The newsletter highlighted common themes from comments, including concerns that a retrofit was not one of the proposed alternatives, along with support for a no-build alternative and a preference to consolidate staging and protect the Point Reyes Animal Hospital, whose parking lot was originally designated as a key site for construction staging.
The newsletter also said many commentators had asked to minimize the duration of construction and impact to the tourist season, and to maintain road accessibility in order not to exacerbate traffic. Many comments also expressed the feeling that the “proposed bridge alternatives are out of the scale with the community setting.”
The newsletter addressed some of these concerns, assuring that Caltrans could get the job done in a year rather than the original three years, and had reduced the project area.
Temporary construction will still take place in front of and within a strip of the animal hospital’s parking lot, though the owners say even that will prevent the use of their septic system.
The newsletter also explicitly shot down the retrofit, which it stated “would far exceed the duration of construction, environmental impacts, and risks [unforeseen] construction difficulties when compared to the accelerating bridge construction alternatives.”
It also rejected the idea of implementing an earthquake ShakeAlert system, another idea put forth by community members including Inverness resident Bob Johnston, a former University of California, Davis, professor who specialized in the California Environmental Quality Act.
Mr. Johnston is spearheading a community group—dubbed the Friends of the Green Bridge—that is preparing to file a lawsuit once Caltrans releases the final environmental report. A 30-day window following the release is the only opportunity for residents to intervene legally before the plans move forward.
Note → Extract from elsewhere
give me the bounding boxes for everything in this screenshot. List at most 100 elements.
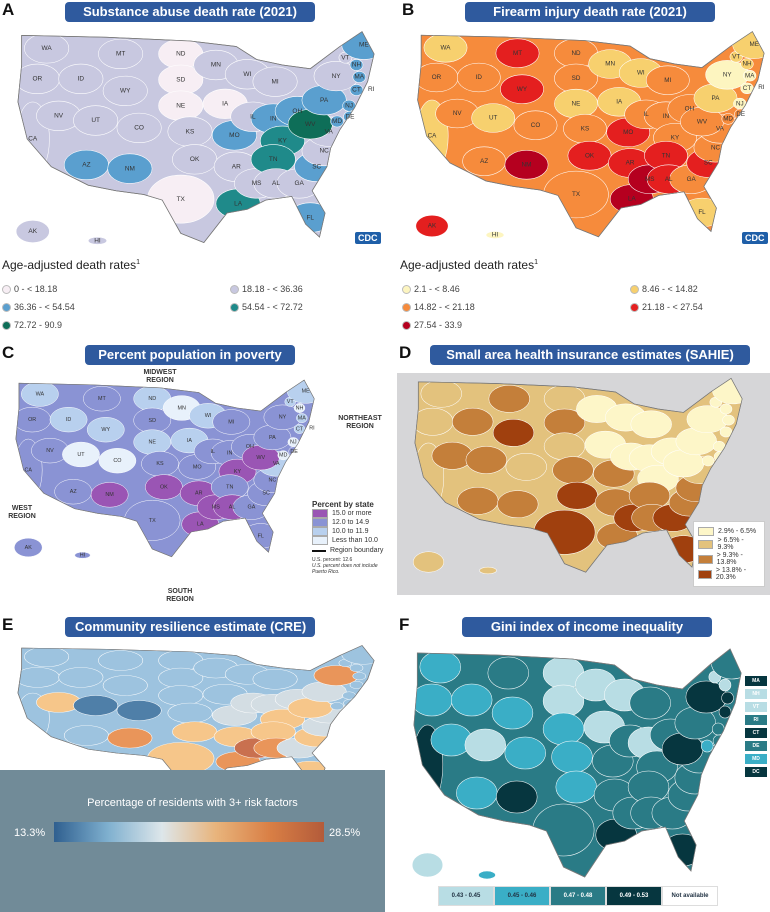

The basis of that suit will likely be that Caltrans violated CEQA by not adequately evaluating a full range of the alternatives, especially the retrofit, Mr. Johnston explained. “We believe that the analysis showing that they can’t retrofit the bridge is not true at the technical level,” he said. “Caltrans never seriously considered a retrofit, has changed their reasons over time why it isn’t possible, and may have even set up the bridge to look worse than it really is by not painting it for the last 15 years to support a replacement.”
At stake, Mr. Johnston said, is that all the proposed designs are for a larger bridge, which can lead to more traffic and more development in the area.
By law, Caltrans’s final environmental impact report cannot present alternatives that were not included in the draft, though it can make alterations to those options. The final report will also indicate the agency’s recommended alternative.
Mary and Dave Whitney, owners of the Point Reyes Animal Hospital, have joined Mr. Johnston’s efforts, and claim that their livelihood is threatened by the plans.
Though he is not part of the group that intends to sue, David Moser, who owns property near the bridge and has advocated for a retrofit throughout the planning process, has recently filed a Public Records Act request with Caltrans for any documents related to the project since the comment period ended last June.
“What have they been doing for the last year?” Mr. Moser asked. “I think they had a predetermined conclusion to demolish and replace the bridge… But after the public comment period wrapped up last year, they had a lot of work to do to evaluate those comments and I want to find out, through the information that they don’t put on the website, what they have been working on.”
In the coming months, Caltrans must receive a biological opinion from the California Department of Fish and Wildlife, after which it will determine whether its environmental assessment provides sufficient evidence for a finding of no significant impact, or FONSI, or whether it must prepare a more in-depth impact statement to comply with CEQA.